The simplest is an imager — a camera that takes pictures of the scene as it passes below the spacecraft to provide context for the measurements made by the other three instruments.

Earthcare’s European UV laser will look below thin, high clouds and cloud tops. Small particles and water droplets (aerosols) in the atmosphere affect the formation and behavior of clouds.

The Japanese radar looks at the clouds and determines how much water they carry and how it falls as rain, hail and snow.

And a radiometer can sense how much energy falling from the sun to Earth is reflected or re-radiated back into space.

image caption, Earthcare is approximately 2.5m wide and 3.5m deep. Its solar array (not pictured) is 11m long

“The balance between this outgoing total radiation and the amount coming in from the Sun is what fundamentally drives our climate,” said Dr Helen Brindley of the UK’s National Center for Earth Observation.

“If we change that balance, for example by increasing greenhouse gas concentrations, we reduce the amount of energy going out relative to coming in and warming the climate.”

Earthcare’s data will be used in the here and now to improve weather forecasts, along with a long-term climate outlook. For example, how a storm develops can be influenced by the initial state of its clouds, which were observed by satellite a few days earlier.

image caption, Earthcare’s observations of clouds can also help current weather forecasts

Seeing the satellite finally fly is a dream come true, he said: “It’s been a long and challenging journey with an amazing team of dedicated scientists and engineers from the UK and abroad. Together, we’ve created something truly remarkable that will change the way we understand our planet.”

One of the major technological struggles is the space laser, or lidar.

Developer Airbus-France had a difficult time coming up with a design that would work reliably in the vacuum of space.
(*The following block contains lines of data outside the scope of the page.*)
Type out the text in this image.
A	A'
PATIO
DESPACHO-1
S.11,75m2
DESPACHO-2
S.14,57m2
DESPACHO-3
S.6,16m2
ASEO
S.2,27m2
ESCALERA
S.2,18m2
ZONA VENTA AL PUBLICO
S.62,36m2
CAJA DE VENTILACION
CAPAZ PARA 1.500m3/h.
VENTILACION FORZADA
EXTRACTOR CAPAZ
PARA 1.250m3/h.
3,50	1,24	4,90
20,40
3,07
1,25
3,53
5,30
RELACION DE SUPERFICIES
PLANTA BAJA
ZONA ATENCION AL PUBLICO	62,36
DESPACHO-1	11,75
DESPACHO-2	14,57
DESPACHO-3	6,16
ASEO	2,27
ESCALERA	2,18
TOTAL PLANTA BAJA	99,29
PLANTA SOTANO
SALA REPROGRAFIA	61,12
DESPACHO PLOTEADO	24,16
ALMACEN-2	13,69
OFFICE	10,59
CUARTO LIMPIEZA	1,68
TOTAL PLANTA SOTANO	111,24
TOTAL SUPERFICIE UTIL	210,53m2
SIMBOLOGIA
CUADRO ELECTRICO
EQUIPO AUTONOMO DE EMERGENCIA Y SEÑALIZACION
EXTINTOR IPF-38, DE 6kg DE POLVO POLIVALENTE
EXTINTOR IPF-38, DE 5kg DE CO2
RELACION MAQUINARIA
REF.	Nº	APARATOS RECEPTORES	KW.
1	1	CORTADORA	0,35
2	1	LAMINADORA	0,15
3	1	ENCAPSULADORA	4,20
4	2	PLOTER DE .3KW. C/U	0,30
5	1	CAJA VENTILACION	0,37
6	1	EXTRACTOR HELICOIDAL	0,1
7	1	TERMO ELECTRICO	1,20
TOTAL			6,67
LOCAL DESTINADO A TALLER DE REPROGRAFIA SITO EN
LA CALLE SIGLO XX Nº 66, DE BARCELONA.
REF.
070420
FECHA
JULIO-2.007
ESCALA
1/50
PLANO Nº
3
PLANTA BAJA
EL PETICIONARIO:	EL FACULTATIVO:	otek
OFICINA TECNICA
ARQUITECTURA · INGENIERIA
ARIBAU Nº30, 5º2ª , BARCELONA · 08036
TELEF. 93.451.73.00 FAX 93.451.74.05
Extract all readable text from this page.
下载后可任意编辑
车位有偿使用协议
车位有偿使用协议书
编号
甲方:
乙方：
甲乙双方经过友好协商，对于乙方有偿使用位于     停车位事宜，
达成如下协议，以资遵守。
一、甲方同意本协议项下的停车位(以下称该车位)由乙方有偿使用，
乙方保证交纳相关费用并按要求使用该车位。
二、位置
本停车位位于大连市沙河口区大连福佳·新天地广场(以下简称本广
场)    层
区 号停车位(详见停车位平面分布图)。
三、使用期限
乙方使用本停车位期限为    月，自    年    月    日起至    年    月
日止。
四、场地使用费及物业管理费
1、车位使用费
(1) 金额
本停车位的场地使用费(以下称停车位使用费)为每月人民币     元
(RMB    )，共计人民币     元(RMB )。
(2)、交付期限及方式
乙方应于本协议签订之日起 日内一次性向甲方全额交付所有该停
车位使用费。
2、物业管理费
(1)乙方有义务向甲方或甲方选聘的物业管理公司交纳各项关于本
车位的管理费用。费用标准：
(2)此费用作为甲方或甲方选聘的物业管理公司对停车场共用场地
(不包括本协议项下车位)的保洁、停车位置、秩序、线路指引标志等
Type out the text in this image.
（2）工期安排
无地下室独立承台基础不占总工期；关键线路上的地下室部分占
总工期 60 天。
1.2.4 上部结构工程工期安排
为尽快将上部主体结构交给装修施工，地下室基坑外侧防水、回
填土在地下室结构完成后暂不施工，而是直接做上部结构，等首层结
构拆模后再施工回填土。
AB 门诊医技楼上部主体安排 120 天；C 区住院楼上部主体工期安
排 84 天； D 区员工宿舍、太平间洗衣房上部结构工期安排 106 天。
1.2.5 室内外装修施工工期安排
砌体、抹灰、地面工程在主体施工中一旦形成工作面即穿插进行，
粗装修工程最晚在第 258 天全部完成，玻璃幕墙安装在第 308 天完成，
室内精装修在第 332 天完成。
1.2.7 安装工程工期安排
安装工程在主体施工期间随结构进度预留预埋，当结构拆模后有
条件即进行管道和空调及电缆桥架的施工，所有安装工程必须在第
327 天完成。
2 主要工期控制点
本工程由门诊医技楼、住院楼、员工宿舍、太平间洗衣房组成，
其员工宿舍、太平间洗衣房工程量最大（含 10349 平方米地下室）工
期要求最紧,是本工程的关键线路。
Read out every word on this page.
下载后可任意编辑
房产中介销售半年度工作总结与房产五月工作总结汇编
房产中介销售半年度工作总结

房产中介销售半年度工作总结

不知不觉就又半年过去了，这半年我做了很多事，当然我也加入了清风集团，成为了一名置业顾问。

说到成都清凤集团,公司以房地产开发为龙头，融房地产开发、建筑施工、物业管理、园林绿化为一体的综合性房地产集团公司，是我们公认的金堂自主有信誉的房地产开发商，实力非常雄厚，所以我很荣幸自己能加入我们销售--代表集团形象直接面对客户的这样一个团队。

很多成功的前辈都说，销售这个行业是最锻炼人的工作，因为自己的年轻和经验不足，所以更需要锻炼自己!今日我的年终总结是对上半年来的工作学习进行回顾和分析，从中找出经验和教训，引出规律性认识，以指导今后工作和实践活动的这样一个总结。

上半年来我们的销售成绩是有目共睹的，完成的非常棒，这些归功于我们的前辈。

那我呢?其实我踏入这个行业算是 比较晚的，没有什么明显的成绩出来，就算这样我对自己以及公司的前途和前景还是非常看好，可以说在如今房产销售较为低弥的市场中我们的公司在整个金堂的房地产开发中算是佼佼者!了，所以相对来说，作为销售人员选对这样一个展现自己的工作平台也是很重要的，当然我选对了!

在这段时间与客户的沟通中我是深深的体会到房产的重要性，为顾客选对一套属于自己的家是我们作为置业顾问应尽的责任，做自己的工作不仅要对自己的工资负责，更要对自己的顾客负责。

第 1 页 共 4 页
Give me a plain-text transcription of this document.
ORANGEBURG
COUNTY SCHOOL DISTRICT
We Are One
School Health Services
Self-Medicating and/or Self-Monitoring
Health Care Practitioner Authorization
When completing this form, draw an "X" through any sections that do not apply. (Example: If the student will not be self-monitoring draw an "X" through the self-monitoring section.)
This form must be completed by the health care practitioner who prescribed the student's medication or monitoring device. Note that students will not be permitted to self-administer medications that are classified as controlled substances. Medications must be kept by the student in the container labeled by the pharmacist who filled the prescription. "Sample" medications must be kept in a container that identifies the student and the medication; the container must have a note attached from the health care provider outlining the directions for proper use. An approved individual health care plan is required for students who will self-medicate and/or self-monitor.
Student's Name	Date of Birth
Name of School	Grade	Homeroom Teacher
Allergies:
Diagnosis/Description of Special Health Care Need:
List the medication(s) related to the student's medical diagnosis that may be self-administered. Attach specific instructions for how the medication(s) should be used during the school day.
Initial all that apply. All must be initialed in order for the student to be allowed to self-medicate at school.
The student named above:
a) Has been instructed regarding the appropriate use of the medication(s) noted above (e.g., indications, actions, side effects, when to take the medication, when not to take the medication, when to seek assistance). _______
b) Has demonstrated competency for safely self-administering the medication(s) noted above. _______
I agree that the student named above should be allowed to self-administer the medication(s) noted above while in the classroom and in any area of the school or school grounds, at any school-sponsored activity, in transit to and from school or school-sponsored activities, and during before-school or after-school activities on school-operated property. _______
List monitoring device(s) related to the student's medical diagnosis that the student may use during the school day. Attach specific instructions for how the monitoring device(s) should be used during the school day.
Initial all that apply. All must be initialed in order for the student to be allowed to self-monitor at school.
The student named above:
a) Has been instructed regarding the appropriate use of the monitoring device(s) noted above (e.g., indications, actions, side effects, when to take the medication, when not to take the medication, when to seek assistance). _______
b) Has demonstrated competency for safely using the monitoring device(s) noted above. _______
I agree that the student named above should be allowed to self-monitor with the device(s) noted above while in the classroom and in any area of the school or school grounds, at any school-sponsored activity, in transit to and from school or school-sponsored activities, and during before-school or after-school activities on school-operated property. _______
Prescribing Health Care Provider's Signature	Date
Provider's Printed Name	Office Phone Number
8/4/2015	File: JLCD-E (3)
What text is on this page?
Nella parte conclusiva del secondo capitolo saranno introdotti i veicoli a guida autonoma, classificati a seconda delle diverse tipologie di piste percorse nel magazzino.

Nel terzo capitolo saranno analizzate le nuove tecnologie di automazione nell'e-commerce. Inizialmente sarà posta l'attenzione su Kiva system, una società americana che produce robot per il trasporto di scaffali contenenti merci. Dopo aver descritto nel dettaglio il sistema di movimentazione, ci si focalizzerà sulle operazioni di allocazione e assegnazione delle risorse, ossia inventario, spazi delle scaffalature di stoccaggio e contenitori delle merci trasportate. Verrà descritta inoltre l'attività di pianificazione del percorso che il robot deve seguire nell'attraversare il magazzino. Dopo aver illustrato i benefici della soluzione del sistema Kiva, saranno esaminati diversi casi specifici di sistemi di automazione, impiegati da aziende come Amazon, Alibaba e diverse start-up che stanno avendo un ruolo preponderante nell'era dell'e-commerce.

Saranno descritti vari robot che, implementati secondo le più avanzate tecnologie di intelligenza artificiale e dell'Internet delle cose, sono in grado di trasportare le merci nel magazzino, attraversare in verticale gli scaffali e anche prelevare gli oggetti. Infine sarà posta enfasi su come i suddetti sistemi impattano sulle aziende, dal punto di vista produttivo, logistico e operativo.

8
A fundamental re-configuration of the tool was required, which not only resulted in delays but also added significantly to the final cost of the work, which today is worth some €850m (£725m).

image caption, Saharan dust: Laser probes how tiny particles affect cloud formation

“These aren’t things you do that are cheap and quick to fix small problems; it’s complex. The reason Earthcare has taken so long is because we want the gold standard,” said Dr Beth Greenway, President of Earth. Monitoring at the UK Space Agency.

Earthcare doesn’t take long to collect its data. Flying at 400 km would feel the drag of the remaining atmosphere at that altitude. This will work to pull down the satellite.

“It’s got fuel for three years with a reserve for another year. It’s basically lifetime limited by its low orbit and drag,” said Esa’s Dr. Michael Eisinger.

image caption, The Japanese space agency has nicknamed the mission “Haguriu” or “White Dragon”.

The Japanese Space Agency (JAXA), taking a keen interest in the mission, will follow the usual practice of giving the spacecraft the nickname “Hakuryu” or “White Dragon”.

In Japanese mythology, dragons are ancient and divine creatures that rule the waters and fly in the sky. This year, 2024, is also the Japanese Year of the Dragon, known as “Tatsu-toshi”.

There’s also a connection to the satellite’s appearance, which features white insulation and a long, trailing solar panel that resembles a tail.

“Earthcare, like a dragon soaring through space, will become a company that imagines the future for us,” said Jaxa Project Manager Eiichi Tomita.